George Cromey
- Full name: George Ernest Cromey
- Born: 8 May 1913 Bushmills, Co. Antrim
- Died: 27 September 2006 (aged 93) Ballymoney, Co. Antrim
- School: Methodist College Belfast
- University: Queen's University Belfast
- Occupation(s): Presbyterian minister

Rugby union career
- Position(s): Fly-half

International career
- Years: Team / Apps / (Points)
- 1937–39: Ireland / 9 / (6)
- 1938: British Lions / 1 / (0)

= George Cromey =

Rugby union player from Northern Ireland

George Ernest Cromey (8 May 1913 — 27 September 2006) was a rugby union international from Northern Ireland.

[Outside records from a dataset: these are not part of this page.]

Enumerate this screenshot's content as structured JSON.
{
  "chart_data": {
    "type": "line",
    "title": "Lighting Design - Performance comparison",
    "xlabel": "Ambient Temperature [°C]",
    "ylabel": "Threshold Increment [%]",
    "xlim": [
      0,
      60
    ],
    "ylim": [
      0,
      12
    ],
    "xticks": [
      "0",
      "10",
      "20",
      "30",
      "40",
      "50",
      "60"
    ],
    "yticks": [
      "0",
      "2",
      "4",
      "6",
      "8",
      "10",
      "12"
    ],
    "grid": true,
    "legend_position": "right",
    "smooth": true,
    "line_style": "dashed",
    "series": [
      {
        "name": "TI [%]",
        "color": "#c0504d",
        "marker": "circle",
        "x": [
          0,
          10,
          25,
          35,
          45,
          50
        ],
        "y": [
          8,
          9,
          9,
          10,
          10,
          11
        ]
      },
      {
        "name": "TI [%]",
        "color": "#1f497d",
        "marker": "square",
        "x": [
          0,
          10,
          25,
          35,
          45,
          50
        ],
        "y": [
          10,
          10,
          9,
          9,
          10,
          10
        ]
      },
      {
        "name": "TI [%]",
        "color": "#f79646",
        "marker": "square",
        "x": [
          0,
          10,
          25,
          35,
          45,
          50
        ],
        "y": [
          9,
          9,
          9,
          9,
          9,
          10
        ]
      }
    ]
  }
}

Born in Bushmills, County Antrim, Cromey was one of nine siblings. He attended Methodist College Belfast and was a 1935 graduate of Queen's University Belfast, with an honours degree in classics.

Cromey, a diminutive Queen's University fly-half, was capped nine times by Ireland in the late 1930s. He was also a member of the 1938 British Lions tour of South Africa, where he came into the team for the final Test in Cape Town, which was won 21–16. During the tour, Cromey was asked to be a roommate of Paddy Mayne, in an attempt to control the temperamental lock (later a founding member of the Special Air Service).

A RAF chaplain in World War II, Cromey served as a minister at Ballyweaney Presbyterian Church for 39 years.